Во всяком случае у правительства Софьи была возможнось в том же году весною послать князя Федора Пестрого с ратью на Волжскую Болгарию. «Он же шед, взя их, цел землю их плени. Того же лета явишася на небеси три столпы огненны», – сообщает летописец, что явно предвещало засуху, голод и пожары. Горели торфяники и леса. Москву всю заволакивало горьким дымом.
Поход, по-видимому, совершали сразу после ледохода, весной, а в середине лета, второго июля, в Москве преставился митрополит всея Руси Фотий, положенный в церкви Пречистой Богородицы, рядом с гробом митрополита Киприана.
В конце июля инок Симеон Федоров посетил деревню двоюродника под Рузой, прослышав, что Лутоня, патриарх всей семьи, плох и собирается умирать. Ехал тлеющими борами на лошади, что фыркала, ржала и то и дело пятилась от подступающего к дороге огня, и благодарил себя, что отказался от возка или телеги – а поехал верхом. С запряженной лошадью было бы, пожалуй, и не совладать.
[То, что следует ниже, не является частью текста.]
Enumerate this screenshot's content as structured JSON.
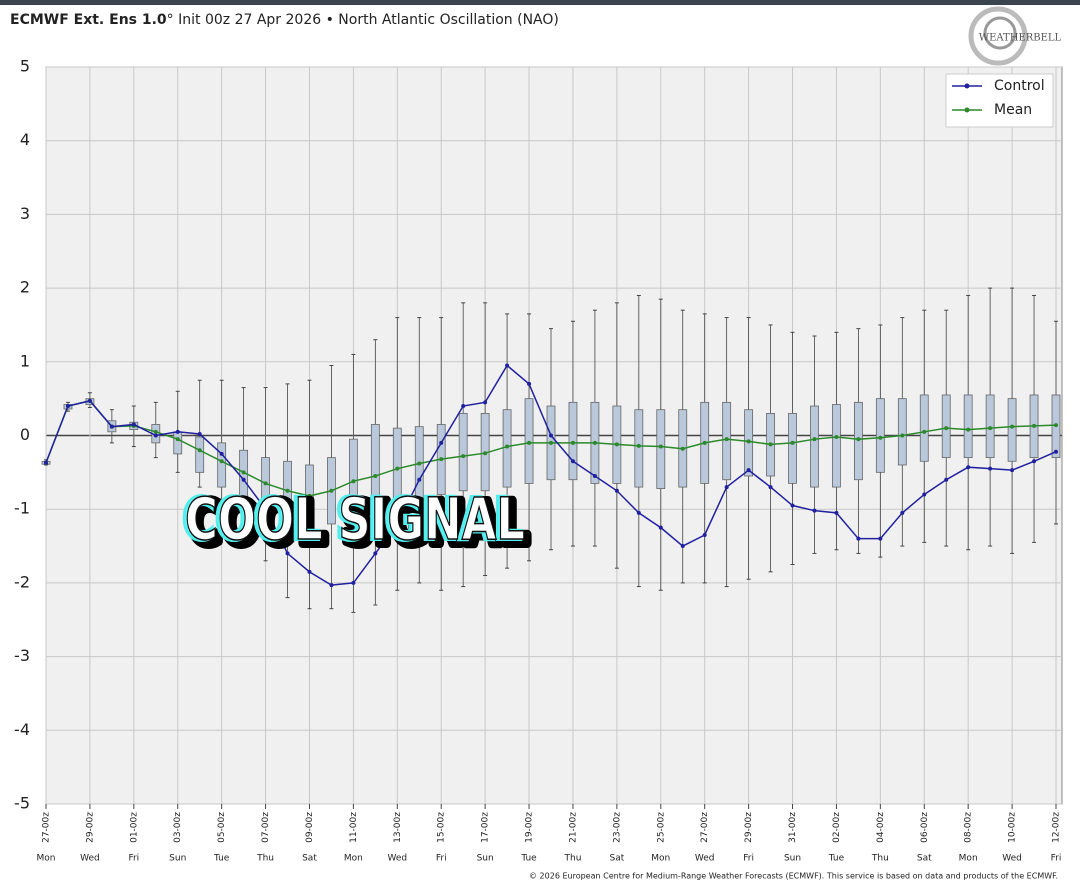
{
  "chart_data": {
    "type": "box-line",
    "model": "ECMWF Ext. Ens 1.0",
    "title": "° Init 00z 27 Apr 2026 • North Atlantic Oscillation (NAO)",
    "logo": "WEATHERBELL",
    "annotation": "COOL SIGNAL",
    "footer": "© 2026 European Centre for Medium-Range Weather Forecasts (ECMWF). This service is based on data and products of the ECMWF.",
    "categories": [
      "27-00z",
      null,
      "29-00z",
      null,
      "01-00z",
      null,
      "03-00z",
      null,
      "05-00z",
      null,
      "07-00z",
      null,
      "09-00z",
      null,
      "11-00z",
      null,
      "13-00z",
      null,
      "15-00z",
      null,
      "17-00z",
      null,
      "19-00z",
      null,
      "21-00z",
      null,
      "23-00z",
      null,
      "25-00z",
      null,
      "27-00z",
      null,
      "29-00z",
      null,
      "31-00z",
      null,
      "02-00z",
      null,
      "04-00z",
      null,
      "06-00z",
      null,
      "08-00z",
      null,
      "10-00z",
      null,
      "12-00z"
    ],
    "weekdays": [
      "Mon",
      null,
      "Wed",
      null,
      "Fri",
      null,
      "Sun",
      null,
      "Tue",
      null,
      "Thu",
      null,
      "Sat",
      null,
      "Mon",
      null,
      "Wed",
      null,
      "Fri",
      null,
      "Sun",
      null,
      "Tue",
      null,
      "Thu",
      null,
      "Sat",
      null,
      "Mon",
      null,
      "Wed",
      null,
      "Fri",
      null,
      "Sun",
      null,
      "Tue",
      null,
      "Thu",
      null,
      "Sat",
      null,
      "Mon",
      null,
      "Wed",
      null,
      "Fri"
    ],
    "series": [
      {
        "name": "Control",
        "color": "#2020a0",
        "values": [
          -0.37,
          0.4,
          0.47,
          0.12,
          0.15,
          0.0,
          0.05,
          0.02,
          -0.25,
          -0.6,
          -1.0,
          -1.6,
          -1.85,
          -2.03,
          -2.0,
          -1.6,
          -1.2,
          -0.6,
          -0.1,
          0.4,
          0.45,
          0.95,
          0.7,
          0.0,
          -0.35,
          -0.55,
          -0.75,
          -1.05,
          -1.25,
          -1.5,
          -1.35,
          -0.7,
          -0.47,
          -0.7,
          -0.95,
          -1.02,
          -1.05,
          -1.4,
          -1.4,
          -1.05,
          -0.8,
          -0.6,
          -0.43,
          -0.45,
          -0.47,
          -0.35,
          -0.22
        ]
      },
      {
        "name": "Mean",
        "color": "#2a8a2a",
        "values": [
          -0.37,
          0.4,
          0.47,
          0.12,
          0.13,
          0.05,
          -0.05,
          -0.2,
          -0.35,
          -0.5,
          -0.65,
          -0.75,
          -0.82,
          -0.75,
          -0.62,
          -0.55,
          -0.45,
          -0.38,
          -0.32,
          -0.28,
          -0.24,
          -0.15,
          -0.1,
          -0.1,
          -0.1,
          -0.1,
          -0.12,
          -0.14,
          -0.15,
          -0.18,
          -0.1,
          -0.05,
          -0.08,
          -0.12,
          -0.1,
          -0.05,
          -0.02,
          -0.05,
          -0.03,
          0.0,
          0.05,
          0.1,
          0.08,
          0.1,
          0.12,
          0.13,
          0.14
        ]
      }
    ],
    "ensemble": {
      "color": "#b9c8da",
      "min": [
        -0.4,
        0.33,
        0.38,
        -0.1,
        -0.15,
        -0.3,
        -0.5,
        -0.7,
        -1.0,
        -1.4,
        -1.7,
        -2.2,
        -2.35,
        -2.35,
        -2.4,
        -2.3,
        -2.1,
        -2.0,
        -2.1,
        -2.05,
        -1.9,
        -1.8,
        -1.7,
        -1.55,
        -1.5,
        -1.5,
        -1.8,
        -2.05,
        -2.1,
        -2.0,
        -2.0,
        -2.05,
        -1.95,
        -1.85,
        -1.75,
        -1.6,
        -1.55,
        -1.6,
        -1.65,
        -1.5,
        -1.45,
        -1.5,
        -1.55,
        -1.5,
        -1.6,
        -1.45,
        -1.2
      ],
      "q1": [
        -0.39,
        0.36,
        0.42,
        0.05,
        0.08,
        -0.1,
        -0.25,
        -0.5,
        -0.7,
        -0.85,
        -1.0,
        -1.1,
        -1.2,
        -1.2,
        -1.05,
        -1.0,
        -0.9,
        -0.85,
        -0.8,
        -0.75,
        -0.75,
        -0.7,
        -0.65,
        -0.6,
        -0.6,
        -0.65,
        -0.65,
        -0.7,
        -0.72,
        -0.7,
        -0.65,
        -0.6,
        -0.55,
        -0.55,
        -0.65,
        -0.7,
        -0.7,
        -0.6,
        -0.5,
        -0.4,
        -0.35,
        -0.3,
        -0.3,
        -0.3,
        -0.35,
        -0.3,
        -0.3
      ],
      "q3": [
        -0.35,
        0.42,
        0.5,
        0.2,
        0.18,
        0.15,
        0.05,
        -0.02,
        -0.1,
        -0.2,
        -0.3,
        -0.35,
        -0.4,
        -0.3,
        -0.05,
        0.15,
        0.1,
        0.12,
        0.15,
        0.3,
        0.3,
        0.35,
        0.5,
        0.4,
        0.45,
        0.45,
        0.4,
        0.35,
        0.35,
        0.35,
        0.45,
        0.45,
        0.35,
        0.3,
        0.3,
        0.4,
        0.42,
        0.45,
        0.5,
        0.5,
        0.55,
        0.55,
        0.55,
        0.55,
        0.5,
        0.55,
        0.55
      ],
      "max": [
        -0.33,
        0.45,
        0.58,
        0.35,
        0.4,
        0.45,
        0.6,
        0.75,
        0.75,
        0.65,
        0.65,
        0.7,
        0.75,
        0.95,
        1.1,
        1.3,
        1.6,
        1.6,
        1.6,
        1.8,
        1.8,
        1.65,
        1.65,
        1.45,
        1.55,
        1.7,
        1.8,
        1.9,
        1.85,
        1.7,
        1.65,
        1.6,
        1.6,
        1.5,
        1.4,
        1.35,
        1.4,
        1.45,
        1.5,
        1.6,
        1.7,
        1.7,
        1.9,
        2.0,
        2.0,
        1.9,
        1.55
      ]
    },
    "ylim": [
      -5,
      5
    ],
    "yticks": [
      -5,
      -4,
      -3,
      -2,
      -1,
      0,
      1,
      2,
      3,
      4,
      5
    ],
    "grid": true,
    "legend": "upper right"
  }
}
Лутоню он застал уже на столе, обряженным, и Прохор, ковыляя по избе, заполненной всполошенными родичами, ладил гроб-колоду из большого осинового ствола. Приезду Симеона все обрадовались несказанно, ибо отпала тяжкая необходимость ехать куда-то сквозь горящие леса за попом. Мотя, разом постаревшая, сморщившаяся – совсем старуха! – кинулась целовать ему руки. Растерянная, она металась между детьми и внуками, уже не хозяйка и не госпожа – со смертью Лутони тут все грозило распасться… Симеон, как мог, успокаивал родичей. Лутонино тело было положено наконец в колоду, и Симеон по памяти исполнил весь чин заупокойной службы. Потом колоду с телом отнесли на маленькое кладбище, постояли жалкою кучкой, овеиваемые жаром недельных лесных пожаров. Сиротливое гнездо, потерявшее своего строгого вожака. Женщины плакали. Открыли в последний раз колоду. Симеон посыпал тело сверх савана крестообразно землей, прошептал неуставные горькие слова о быстроте жизни и невознаградимости утрат. Даже в эти годы, наполненные смертями, смерть Лутони – не от мора, от старости! – казалась невосполнимою потерей. Татарчонок Филимон с Сашей, сыном покойного Ивана, примчались верхами уже к поминкам. Тоже сперва сходили, не заходя в дом, на погост, постояли над свежею могилой пращура. И тоже казалось, не в последний ли раз собирается вся большая служилая, и крестьянская, семья? Семья, которая грозила распасться уже давно, семья, которую скрепляла Наталья Никитишна, а потом Иван Никитич, а после Лутоня, Но уже те все в могиле, и как будет, и что будет впредь? Симеон полагал в сердце своем не допустить распада этой семьи, хотя бы при жизни своей, хотя бы пока не пройдет беда лихолетий и княжеских раздоров! Ибо на него, а никак не на хромого Прохора, лег теперь по справедливости нелегкий крест.